Fig. 5: SIM and MINFLUX nanoscopy with ReTag1 and highly fluorogenic ligands.

a Wash-free three-color SIM image of live U2OS expressing Vimentin-Halo-ReTag1 stained with 200 nM of MaP655-TMP (cyan hot), 500 nM of MaP555-Actin (orange hot), and 2 µg/mL of Hoechst33342 (red) for 1 h.

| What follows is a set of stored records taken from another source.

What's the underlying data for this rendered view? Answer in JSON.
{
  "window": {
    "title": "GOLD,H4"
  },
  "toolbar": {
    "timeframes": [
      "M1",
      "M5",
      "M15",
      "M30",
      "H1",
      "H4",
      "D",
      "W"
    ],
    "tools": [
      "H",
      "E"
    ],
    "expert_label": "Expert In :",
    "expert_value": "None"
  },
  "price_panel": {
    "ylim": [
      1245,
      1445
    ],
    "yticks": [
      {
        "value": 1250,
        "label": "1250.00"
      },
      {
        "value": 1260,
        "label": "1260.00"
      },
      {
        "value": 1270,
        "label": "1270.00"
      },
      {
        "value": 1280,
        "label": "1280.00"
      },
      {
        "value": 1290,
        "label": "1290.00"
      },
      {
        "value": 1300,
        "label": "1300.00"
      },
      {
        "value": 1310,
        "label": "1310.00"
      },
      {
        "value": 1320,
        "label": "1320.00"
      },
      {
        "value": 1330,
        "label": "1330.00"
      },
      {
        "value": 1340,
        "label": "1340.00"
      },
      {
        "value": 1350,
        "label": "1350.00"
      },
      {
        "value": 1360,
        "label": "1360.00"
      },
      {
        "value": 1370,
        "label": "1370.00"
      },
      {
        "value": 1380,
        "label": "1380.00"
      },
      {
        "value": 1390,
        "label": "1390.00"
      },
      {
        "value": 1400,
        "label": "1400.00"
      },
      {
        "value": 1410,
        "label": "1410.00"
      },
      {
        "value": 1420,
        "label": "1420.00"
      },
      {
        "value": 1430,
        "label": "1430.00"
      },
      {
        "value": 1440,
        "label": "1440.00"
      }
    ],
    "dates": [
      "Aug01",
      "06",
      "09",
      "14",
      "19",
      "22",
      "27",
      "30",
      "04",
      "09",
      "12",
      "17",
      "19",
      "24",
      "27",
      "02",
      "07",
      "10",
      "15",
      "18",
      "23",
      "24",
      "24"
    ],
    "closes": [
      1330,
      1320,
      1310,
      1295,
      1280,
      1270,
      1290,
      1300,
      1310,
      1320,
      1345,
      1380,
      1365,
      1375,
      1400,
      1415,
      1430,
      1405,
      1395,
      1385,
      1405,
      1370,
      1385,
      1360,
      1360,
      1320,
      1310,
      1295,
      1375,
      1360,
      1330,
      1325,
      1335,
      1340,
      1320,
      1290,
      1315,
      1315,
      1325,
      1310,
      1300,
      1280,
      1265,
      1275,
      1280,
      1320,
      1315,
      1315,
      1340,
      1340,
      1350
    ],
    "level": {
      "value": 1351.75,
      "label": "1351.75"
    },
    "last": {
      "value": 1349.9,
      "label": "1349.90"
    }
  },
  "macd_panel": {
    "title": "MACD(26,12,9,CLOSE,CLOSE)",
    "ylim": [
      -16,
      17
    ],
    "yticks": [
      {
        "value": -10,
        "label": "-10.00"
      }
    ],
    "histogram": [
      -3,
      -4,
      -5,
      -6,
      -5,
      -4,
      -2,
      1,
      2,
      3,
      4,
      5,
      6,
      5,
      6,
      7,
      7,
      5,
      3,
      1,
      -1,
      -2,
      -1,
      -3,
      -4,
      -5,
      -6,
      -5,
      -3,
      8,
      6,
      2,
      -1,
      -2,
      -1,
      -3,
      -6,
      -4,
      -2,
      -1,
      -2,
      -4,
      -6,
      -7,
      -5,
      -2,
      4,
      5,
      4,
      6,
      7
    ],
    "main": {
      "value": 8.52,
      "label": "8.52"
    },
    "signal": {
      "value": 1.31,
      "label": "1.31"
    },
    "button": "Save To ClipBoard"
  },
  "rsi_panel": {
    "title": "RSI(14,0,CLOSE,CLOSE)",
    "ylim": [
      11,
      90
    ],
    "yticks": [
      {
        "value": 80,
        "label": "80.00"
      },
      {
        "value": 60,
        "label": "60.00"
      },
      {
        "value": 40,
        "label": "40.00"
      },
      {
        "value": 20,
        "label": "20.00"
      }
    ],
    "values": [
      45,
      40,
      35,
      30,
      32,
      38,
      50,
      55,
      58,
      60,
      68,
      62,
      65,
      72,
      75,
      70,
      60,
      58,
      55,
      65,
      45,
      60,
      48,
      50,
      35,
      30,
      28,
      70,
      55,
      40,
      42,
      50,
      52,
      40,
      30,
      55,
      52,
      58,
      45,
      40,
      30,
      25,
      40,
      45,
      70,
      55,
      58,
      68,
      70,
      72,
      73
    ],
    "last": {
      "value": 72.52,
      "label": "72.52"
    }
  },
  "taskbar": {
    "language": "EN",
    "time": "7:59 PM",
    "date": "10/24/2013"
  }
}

Scale bar: 10 μm. b Normalized fluorescence intensities of bleaching curves fitting from SIM images of Vimentin labeled with 400 nM MaP618m-TMP (red line, shadow indicates the S.D. value) and 400 nM MaP618m-Halo (blue line, shadow indicates the S.D. value). Data are presented as mean ± S.D., n= three individual experiments. c Wash-free wide field and SIM images of live U2OS cells expressing TOM20-Halo-ReTag1 stained with 200 nM MaP655-TMP. Scale bar: 10 μm. The magnified regions (white boxes) and the plot of the fluorescence signal along the line profile in (a) are shown on the right. Scale bar: 1 μm. d Time-lapse SIM imaging of live U2OS cells expressing TOM20-Halo-ReTag1 labeling with 200 nM MaP618m-TMP, scale bar: 10 μm. The biosynthesis (yellow arrow), elongation (red arrow) and fission (green arrow) of the mitochondria in the magnified regions (white box) was indicated with different time scale. Scale bar: 0.5 μm. e 2D-MINFLUX microscopy image of fixed U2OS cells expressing Vimentin-ReTag1 labeled with MaP655-TMP (2.5 nM). Confocal laser-scanning microscopy (CLSM) imaging was used as a reference. Magnification reveals Vimentin-ReTag1 with a localization precision of ∼5.0 nm. Scale bars: 0.1 μm. Source data are provided as a Source Data file.